Swainsona oligophylla is a species of flowering plant in the family Fabaceae and is endemic to central Australia. It is usually a prostrate perennial plant with imparipinnate leaves with 5 to 7 egg-shaped leaflets, the narrower end towards the base, and racemes of 3 to 7 purple flowers.

==Description==
Swainsona oligophylla is a prostrate or occasionally ascending annual perennial plant, that typically grows to a height of about 15 cm and has many stems. The leaves are imparipinnate, mostly 10–40 mm long with 5 to 7 egg-shaped leaflets with the narrower end towards the base, mostly 2–15 mm long and 1–8 mm wide with stipules about 3 mm long at the base of the petioles.
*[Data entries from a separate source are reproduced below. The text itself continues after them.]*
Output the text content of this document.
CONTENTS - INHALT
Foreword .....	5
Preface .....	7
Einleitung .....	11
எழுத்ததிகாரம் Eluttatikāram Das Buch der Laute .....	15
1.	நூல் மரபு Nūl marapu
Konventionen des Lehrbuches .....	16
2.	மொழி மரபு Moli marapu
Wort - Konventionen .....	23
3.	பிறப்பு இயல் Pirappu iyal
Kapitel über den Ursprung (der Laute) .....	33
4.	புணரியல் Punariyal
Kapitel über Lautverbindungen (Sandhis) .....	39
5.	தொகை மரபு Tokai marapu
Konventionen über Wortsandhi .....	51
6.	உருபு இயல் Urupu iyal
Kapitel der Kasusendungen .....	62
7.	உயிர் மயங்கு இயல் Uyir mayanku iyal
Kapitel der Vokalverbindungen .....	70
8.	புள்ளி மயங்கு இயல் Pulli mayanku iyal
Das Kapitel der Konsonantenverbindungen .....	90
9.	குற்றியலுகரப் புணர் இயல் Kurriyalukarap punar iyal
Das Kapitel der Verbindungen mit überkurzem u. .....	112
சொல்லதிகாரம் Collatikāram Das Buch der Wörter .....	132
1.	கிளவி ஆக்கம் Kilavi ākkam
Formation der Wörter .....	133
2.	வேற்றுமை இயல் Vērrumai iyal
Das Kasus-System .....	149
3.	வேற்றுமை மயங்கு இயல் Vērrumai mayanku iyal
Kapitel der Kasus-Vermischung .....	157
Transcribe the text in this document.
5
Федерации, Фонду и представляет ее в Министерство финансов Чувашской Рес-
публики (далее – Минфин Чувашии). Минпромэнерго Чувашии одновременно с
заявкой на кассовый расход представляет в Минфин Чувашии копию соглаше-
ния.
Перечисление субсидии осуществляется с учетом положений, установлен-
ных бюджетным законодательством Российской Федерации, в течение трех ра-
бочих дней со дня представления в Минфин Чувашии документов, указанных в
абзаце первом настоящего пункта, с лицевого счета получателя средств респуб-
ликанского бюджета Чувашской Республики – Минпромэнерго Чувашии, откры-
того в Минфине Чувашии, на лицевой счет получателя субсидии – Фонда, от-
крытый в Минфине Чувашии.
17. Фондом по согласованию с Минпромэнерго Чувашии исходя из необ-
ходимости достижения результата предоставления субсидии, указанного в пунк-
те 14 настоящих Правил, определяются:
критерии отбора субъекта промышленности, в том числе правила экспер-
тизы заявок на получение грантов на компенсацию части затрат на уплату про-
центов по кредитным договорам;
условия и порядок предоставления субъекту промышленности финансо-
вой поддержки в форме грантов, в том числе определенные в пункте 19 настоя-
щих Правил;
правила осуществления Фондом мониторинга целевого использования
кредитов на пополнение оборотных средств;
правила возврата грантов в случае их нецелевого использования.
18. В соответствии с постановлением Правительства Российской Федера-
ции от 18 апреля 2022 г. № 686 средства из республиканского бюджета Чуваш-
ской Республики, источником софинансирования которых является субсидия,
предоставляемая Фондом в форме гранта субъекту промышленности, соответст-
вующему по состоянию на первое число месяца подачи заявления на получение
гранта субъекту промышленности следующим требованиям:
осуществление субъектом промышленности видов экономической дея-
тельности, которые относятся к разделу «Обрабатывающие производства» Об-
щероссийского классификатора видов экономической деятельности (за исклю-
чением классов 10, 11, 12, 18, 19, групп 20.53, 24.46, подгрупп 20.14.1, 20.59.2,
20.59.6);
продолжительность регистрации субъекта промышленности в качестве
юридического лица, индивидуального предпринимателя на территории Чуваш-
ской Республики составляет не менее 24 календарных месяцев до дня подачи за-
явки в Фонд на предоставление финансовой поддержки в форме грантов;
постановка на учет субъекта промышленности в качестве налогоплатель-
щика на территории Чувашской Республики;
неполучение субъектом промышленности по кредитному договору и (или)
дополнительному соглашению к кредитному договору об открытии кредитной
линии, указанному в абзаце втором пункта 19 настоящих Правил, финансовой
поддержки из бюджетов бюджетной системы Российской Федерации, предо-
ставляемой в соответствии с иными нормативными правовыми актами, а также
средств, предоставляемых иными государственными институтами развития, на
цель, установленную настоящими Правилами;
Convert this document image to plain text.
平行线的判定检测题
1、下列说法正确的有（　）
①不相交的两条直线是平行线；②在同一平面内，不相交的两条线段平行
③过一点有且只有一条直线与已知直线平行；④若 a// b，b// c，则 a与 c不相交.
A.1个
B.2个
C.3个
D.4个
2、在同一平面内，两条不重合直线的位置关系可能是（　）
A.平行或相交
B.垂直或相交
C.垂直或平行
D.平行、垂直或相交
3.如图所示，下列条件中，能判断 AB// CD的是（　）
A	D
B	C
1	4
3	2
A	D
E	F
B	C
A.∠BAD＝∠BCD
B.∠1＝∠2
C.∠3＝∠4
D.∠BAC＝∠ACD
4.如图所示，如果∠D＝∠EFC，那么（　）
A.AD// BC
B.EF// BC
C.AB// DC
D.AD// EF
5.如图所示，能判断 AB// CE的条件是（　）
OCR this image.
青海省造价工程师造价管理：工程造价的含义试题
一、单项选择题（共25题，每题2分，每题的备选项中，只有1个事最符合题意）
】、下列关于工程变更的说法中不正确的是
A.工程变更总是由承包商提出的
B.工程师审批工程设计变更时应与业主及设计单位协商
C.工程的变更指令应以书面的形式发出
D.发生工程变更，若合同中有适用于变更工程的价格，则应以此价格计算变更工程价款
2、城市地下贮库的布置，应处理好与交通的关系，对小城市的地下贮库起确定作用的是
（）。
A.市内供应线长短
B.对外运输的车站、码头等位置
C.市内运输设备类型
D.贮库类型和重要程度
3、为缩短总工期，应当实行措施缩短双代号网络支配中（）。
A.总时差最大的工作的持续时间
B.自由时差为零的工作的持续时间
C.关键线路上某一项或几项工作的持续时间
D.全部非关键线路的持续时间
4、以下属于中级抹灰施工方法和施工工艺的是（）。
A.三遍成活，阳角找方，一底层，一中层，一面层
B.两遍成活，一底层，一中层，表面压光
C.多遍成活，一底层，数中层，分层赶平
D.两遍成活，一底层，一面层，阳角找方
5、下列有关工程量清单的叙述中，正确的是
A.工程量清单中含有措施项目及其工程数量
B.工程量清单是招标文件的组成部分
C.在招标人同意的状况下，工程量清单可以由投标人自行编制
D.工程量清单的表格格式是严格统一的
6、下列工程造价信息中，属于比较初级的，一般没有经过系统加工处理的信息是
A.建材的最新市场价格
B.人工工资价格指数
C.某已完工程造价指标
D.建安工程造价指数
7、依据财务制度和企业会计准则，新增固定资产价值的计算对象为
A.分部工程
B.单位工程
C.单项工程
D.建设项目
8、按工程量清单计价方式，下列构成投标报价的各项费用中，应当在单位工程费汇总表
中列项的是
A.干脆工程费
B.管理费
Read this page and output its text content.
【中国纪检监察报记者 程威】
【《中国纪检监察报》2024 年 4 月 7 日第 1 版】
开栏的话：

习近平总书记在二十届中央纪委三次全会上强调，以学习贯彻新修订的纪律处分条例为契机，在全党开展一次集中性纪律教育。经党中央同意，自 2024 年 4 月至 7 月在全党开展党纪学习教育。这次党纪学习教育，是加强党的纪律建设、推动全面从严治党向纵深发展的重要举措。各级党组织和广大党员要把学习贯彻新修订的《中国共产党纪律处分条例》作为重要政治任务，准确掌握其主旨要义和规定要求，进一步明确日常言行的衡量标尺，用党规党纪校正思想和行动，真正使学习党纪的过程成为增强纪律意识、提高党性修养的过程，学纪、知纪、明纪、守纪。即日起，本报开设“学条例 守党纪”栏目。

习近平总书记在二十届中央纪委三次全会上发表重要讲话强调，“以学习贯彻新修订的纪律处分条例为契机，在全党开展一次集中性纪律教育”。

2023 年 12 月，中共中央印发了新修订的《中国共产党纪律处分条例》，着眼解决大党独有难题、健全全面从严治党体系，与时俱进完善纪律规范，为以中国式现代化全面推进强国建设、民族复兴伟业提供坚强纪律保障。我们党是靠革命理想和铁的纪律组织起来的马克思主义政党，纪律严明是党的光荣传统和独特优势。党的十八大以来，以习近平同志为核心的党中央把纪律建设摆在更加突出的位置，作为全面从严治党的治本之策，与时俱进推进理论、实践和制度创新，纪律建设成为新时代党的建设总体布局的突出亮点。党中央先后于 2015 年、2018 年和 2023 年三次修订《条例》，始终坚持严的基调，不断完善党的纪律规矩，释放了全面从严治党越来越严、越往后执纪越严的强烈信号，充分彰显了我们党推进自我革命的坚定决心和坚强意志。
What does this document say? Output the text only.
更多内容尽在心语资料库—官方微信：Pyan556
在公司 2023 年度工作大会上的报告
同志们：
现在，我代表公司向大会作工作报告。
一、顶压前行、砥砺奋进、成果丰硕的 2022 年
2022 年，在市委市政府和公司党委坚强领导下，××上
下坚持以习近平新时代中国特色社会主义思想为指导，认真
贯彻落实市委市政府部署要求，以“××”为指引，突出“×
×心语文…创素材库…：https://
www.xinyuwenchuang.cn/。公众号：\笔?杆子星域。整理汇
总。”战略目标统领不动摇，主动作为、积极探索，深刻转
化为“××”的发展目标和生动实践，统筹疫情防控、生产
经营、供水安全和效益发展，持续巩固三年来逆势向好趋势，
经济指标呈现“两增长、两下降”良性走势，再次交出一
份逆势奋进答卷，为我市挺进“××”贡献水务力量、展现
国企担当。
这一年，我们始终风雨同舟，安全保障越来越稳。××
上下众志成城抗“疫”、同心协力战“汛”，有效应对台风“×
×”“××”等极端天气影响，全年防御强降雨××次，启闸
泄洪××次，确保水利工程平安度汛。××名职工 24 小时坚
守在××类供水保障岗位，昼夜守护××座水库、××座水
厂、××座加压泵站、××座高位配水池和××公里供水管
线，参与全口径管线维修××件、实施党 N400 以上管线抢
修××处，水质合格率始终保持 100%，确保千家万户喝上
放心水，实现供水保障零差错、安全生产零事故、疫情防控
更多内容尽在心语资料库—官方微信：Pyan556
The flowers are purple, arranged in racemes of 3 to 7, 20–100 mm long, on a peduncle up to 0.5 mm long. The sepals are joined at the base to form a tube about 1.5 mm long, with lobes 3 or 4 times longer than the tube. The standard petal is 8–10 mm long, the wings about 7 mm long and the keel about 8–9 mm long and 2 mm deep. Flowering usually occurs from August to October, and the fruit is a cylindrical pod 12–15 mm long on a stalk about 1 mm long, with the remains of the strongly curved style about 4 mm long.

==Taxonomy and naming==
Swainsona oligophylla was first formally described in 1864 by George Bentham in Flora Australiensis from an unpublished description by Ferdinand von Mueller. The specific epithet (oligophylla) means "few-leaved".

==Distribution==
This species of swainsona is widespread in the south of the Northern Territory, north-eastern South Australia, south-western Queensland and north-western New South Wales, where it grows on clay-loam soils in well-watered areas.